Trilogia della città di K.

Autrice: Agota Kristof

 

Giudizio: *****

 

La sofferenza, che dipenda dall'intimo della persona o che provenga da fuori, è la dimensione della vita nella quale si può anche pensare, e credere, di essere stati felici e di non essere stati soli: soffrire perché si è persa la felicità, esile e misera come può esserla durante una guerra, e soffrire nella solitudine perché questa non è vita, è l'esilio dalla vita.

 

Le tre parti in cui è composto il libro sono essenziali l'una all'altra. Se è vero che ogni parte può essere letta separatamente, se è vero che è possibile leggere le singole parti come libri a sé stanti, anche in ordine diverso rispetto a quello proposto, se è vero che la trilogia può non essere terminata, è pure vero che la lettura complessiva nella sequenza proposta conduce allo stupore dell'inaspettato a partire dal degrado dell'atteso: la guerra ed una famiglia separata.

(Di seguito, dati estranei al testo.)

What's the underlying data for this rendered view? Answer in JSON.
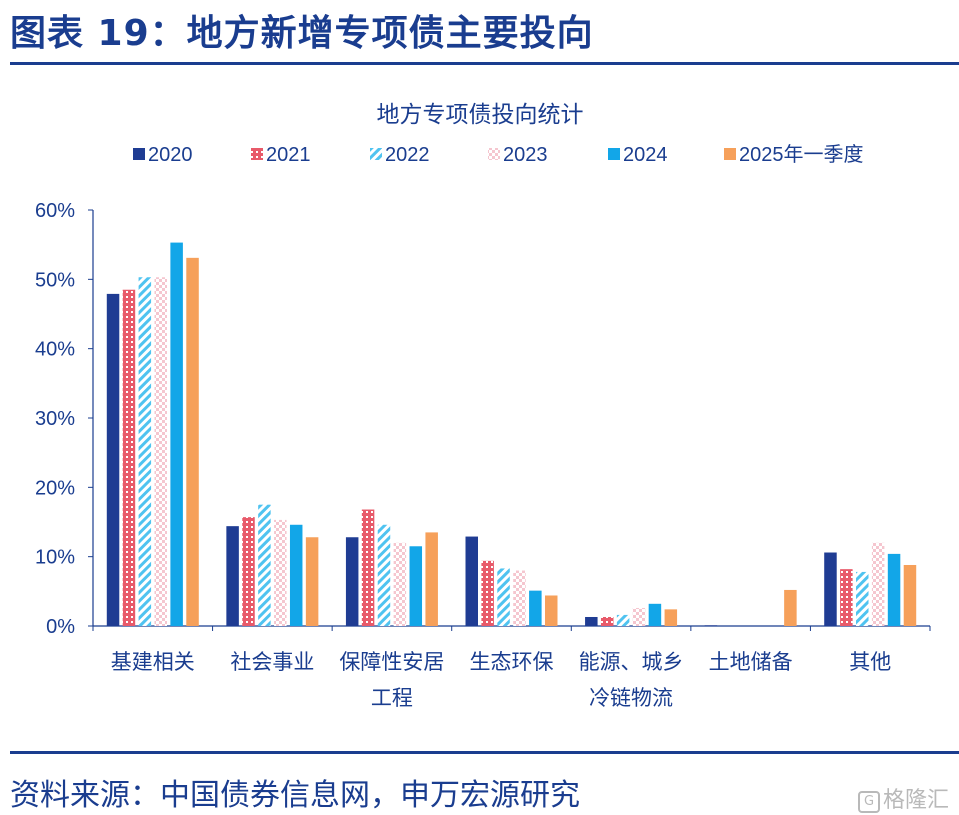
{
  "header": {
    "title": "图表 19：地方新增专项债主要投向"
  },
  "footer": {
    "source": "资料来源：中国债券信息网，申万宏源研究",
    "watermark": "格隆汇",
    "watermark_icon": "G"
  },
  "colors": {
    "title": "#1a3d8f",
    "axis": "#1a3d8f",
    "series": [
      "#1f3c93",
      "#e85a6a",
      "#4fc3f0",
      "#f5c6cf",
      "#12a6e8",
      "#f6a05a"
    ]
  },
  "chart_data": {
    "type": "bar",
    "title": "地方专项债投向统计",
    "xlabel": "",
    "ylabel": "",
    "ylim": [
      0,
      60
    ],
    "yticks": [
      "0%",
      "10%",
      "20%",
      "30%",
      "40%",
      "50%",
      "60%"
    ],
    "legend_position": "top",
    "grid": false,
    "categories": [
      [
        "基建相关"
      ],
      [
        "社会事业"
      ],
      [
        "保障性安居",
        "工程"
      ],
      [
        "生态环保"
      ],
      [
        "能源、城乡",
        "冷链物流"
      ],
      [
        "土地储备"
      ],
      [
        "其他"
      ]
    ],
    "series": [
      {
        "name": "2020",
        "pattern": "solid",
        "values": [
          47.9,
          14.4,
          12.8,
          12.9,
          1.3,
          0.1,
          10.6
        ]
      },
      {
        "name": "2021",
        "pattern": "dots",
        "values": [
          48.5,
          15.7,
          16.8,
          9.4,
          1.3,
          0.0,
          8.2
        ]
      },
      {
        "name": "2022",
        "pattern": "diagonal",
        "values": [
          50.3,
          17.5,
          14.6,
          8.3,
          1.6,
          0.0,
          7.8
        ]
      },
      {
        "name": "2023",
        "pattern": "checker",
        "values": [
          50.3,
          15.3,
          12.0,
          8.0,
          2.6,
          0.0,
          12.0
        ]
      },
      {
        "name": "2024",
        "pattern": "solid",
        "values": [
          55.3,
          14.6,
          11.5,
          5.1,
          3.2,
          0.0,
          10.4
        ]
      },
      {
        "name": "2025年一季度",
        "pattern": "solid",
        "values": [
          53.1,
          12.8,
          13.5,
          4.4,
          2.4,
          5.2,
          8.8
        ]
      }
    ]
  }
}
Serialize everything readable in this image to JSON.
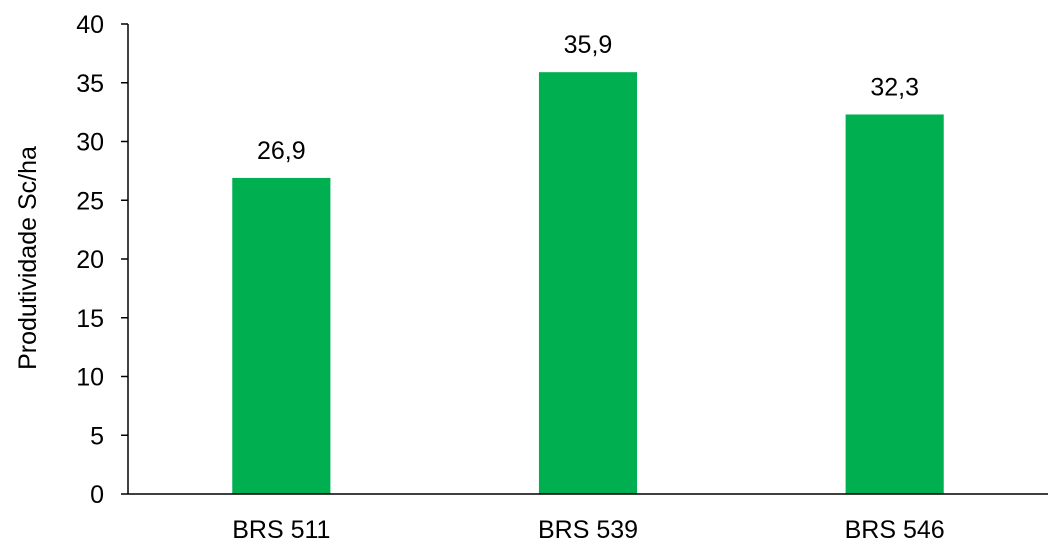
{
  "chart_data": {
    "type": "bar",
    "title": "",
    "xlabel": "",
    "ylabel": "Produtividade Sc/ha",
    "categories": [
      "BRS 511",
      "BRS 539",
      "BRS 546"
    ],
    "values": [
      26.9,
      35.9,
      32.3
    ],
    "value_labels": [
      "26,9",
      "35,9",
      "32,3"
    ],
    "ylim": [
      0,
      40
    ],
    "yticks": [
      0,
      5,
      10,
      15,
      20,
      25,
      30,
      35,
      40
    ],
    "grid": false,
    "legend": "none",
    "bar_color": "#00B050"
  }
}
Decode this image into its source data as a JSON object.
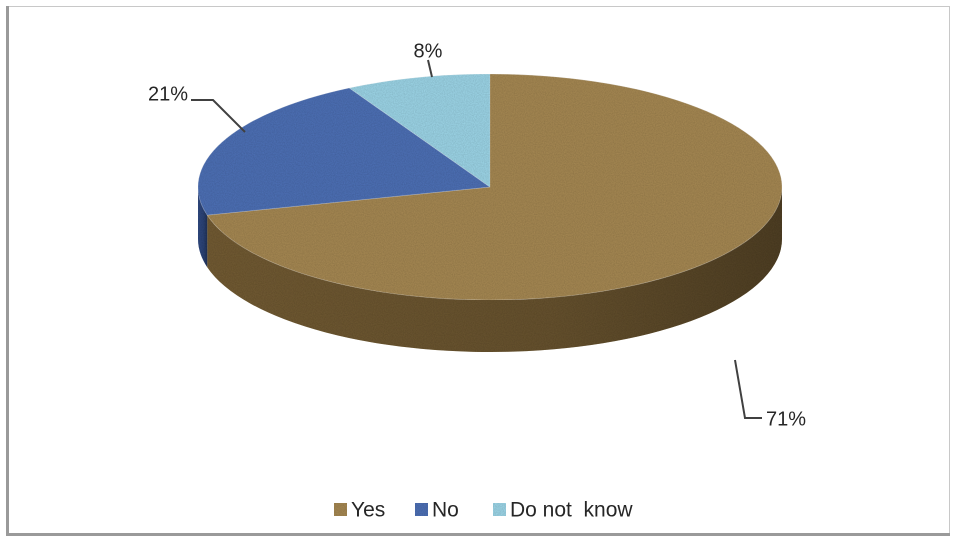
{
  "chart_data": {
    "type": "pie",
    "style": "3d",
    "categories": [
      "Yes",
      "No",
      "Do not  know"
    ],
    "values": [
      71,
      21,
      8
    ],
    "labels": [
      "71%",
      "21%",
      "8%"
    ],
    "colors": [
      "#a88a55",
      "#4f72b8",
      "#9fd8ea"
    ],
    "side_colors": [
      "#7a6237",
      "#36508a",
      "#6fa9bd"
    ],
    "legend_position": "bottom",
    "title": ""
  }
}
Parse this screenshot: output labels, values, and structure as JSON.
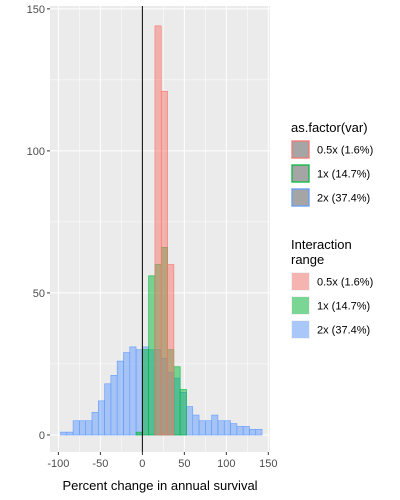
{
  "chart_data": {
    "type": "histogram",
    "xlabel": "Percent change in annual survival",
    "ylabel": "",
    "xlim": [
      -110,
      152
    ],
    "ylim": [
      -6,
      151
    ],
    "xticks": [
      -100,
      -50,
      0,
      50,
      100,
      150
    ],
    "xtick_labels": [
      "-100",
      "-50",
      "0",
      "50",
      "100",
      "150"
    ],
    "yticks": [
      0,
      50,
      100,
      150
    ],
    "ytick_labels": [
      "0",
      "50",
      "100",
      "150"
    ],
    "vline_x": 0,
    "bin_width": 7.5,
    "grid": true,
    "legend_placement": "right",
    "series": [
      {
        "label": "2x (37.4%)",
        "color": "#619CFF",
        "bins": [
          [
            -105,
            0
          ],
          [
            -97.5,
            1
          ],
          [
            -90,
            1
          ],
          [
            -82.5,
            5
          ],
          [
            -75,
            5
          ],
          [
            -67.5,
            5
          ],
          [
            -60,
            8
          ],
          [
            -52.5,
            12
          ],
          [
            -45,
            18
          ],
          [
            -37.5,
            21
          ],
          [
            -30,
            26
          ],
          [
            -22.5,
            29
          ],
          [
            -15,
            31
          ],
          [
            -7.5,
            30
          ],
          [
            0,
            31
          ],
          [
            7.5,
            30
          ],
          [
            15,
            30
          ],
          [
            22.5,
            27
          ],
          [
            30,
            22
          ],
          [
            37.5,
            20
          ],
          [
            45,
            15
          ],
          [
            52.5,
            10
          ],
          [
            60,
            7
          ],
          [
            67.5,
            5
          ],
          [
            75,
            5
          ],
          [
            82.5,
            7
          ],
          [
            90,
            5
          ],
          [
            97.5,
            5
          ],
          [
            105,
            4
          ],
          [
            112.5,
            3
          ],
          [
            120,
            3
          ],
          [
            127.5,
            2
          ],
          [
            135,
            2
          ]
        ]
      },
      {
        "label": "1x (14.7%)",
        "color": "#00BA38",
        "bins": [
          [
            -7.5,
            1
          ],
          [
            0,
            30
          ],
          [
            7.5,
            56
          ],
          [
            15,
            60
          ],
          [
            22.5,
            66
          ],
          [
            30,
            30
          ],
          [
            37.5,
            24
          ],
          [
            45,
            16
          ]
        ]
      },
      {
        "label": "0.5x (1.6%)",
        "color": "#F8766D",
        "bins": [
          [
            15,
            144
          ],
          [
            22.5,
            121
          ],
          [
            30,
            60
          ]
        ]
      }
    ],
    "legends": [
      {
        "title_lines": [
          "as.factor(var)"
        ],
        "style": "outline",
        "entries": [
          {
            "label": "0.5x (1.6%)",
            "color": "#F8766D"
          },
          {
            "label": "1x (14.7%)",
            "color": "#00BA38"
          },
          {
            "label": "2x (37.4%)",
            "color": "#619CFF"
          }
        ]
      },
      {
        "title_lines": [
          "Interaction",
          "range"
        ],
        "style": "fill",
        "entries": [
          {
            "label": "0.5x (1.6%)",
            "color": "#F8766D"
          },
          {
            "label": "1x (14.7%)",
            "color": "#00BA38"
          },
          {
            "label": "2x (37.4%)",
            "color": "#619CFF"
          }
        ]
      }
    ]
  }
}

Due bambini che sono un solo bambino, per provenienza e per fisionomia, due bambini che crescono nonostante la guerra e la vita, due bambini che sanno svincolarsi dagli affetti familiari ed orientarsi nel mondo, ma non sanno liberarsi l'uno dell'altro, due uomini dispersi in una trama familiare che li ha sopraffatti o soggiogati.

 

È da non credere a cosa possa condurre la guerra. È da non credere a come possano ridursi, ed elevarsi, i rapporti umani e familiari. È da non credere a come i sentimenti umani siano sfidati nella vita che muta senza mutare: prima prigionieri del nemico e poi prigionieri del liberatore, prima complice del fratello e poi fuggiasco dal fratello. 

 

Le vicende narrate sono sfuggenti quanto basta per crederle crudeli ed allo stesso tempo ordinarie. Il dolore attraversa le pagine senza lasciare spazio alla tristezza, se non a quella del lettore. Eppure anche il lettore potrà essere appagato dal capire senza capire perché tutto sfugge a qualsiasi consuetudine. È una storia amorale ed umorale nella quale giusto e sbagliato si rincorrono scambiandosi i ruoli: non ci si può fermare nel credere al giusto ed allo sbagliato, si deve provare a vivere.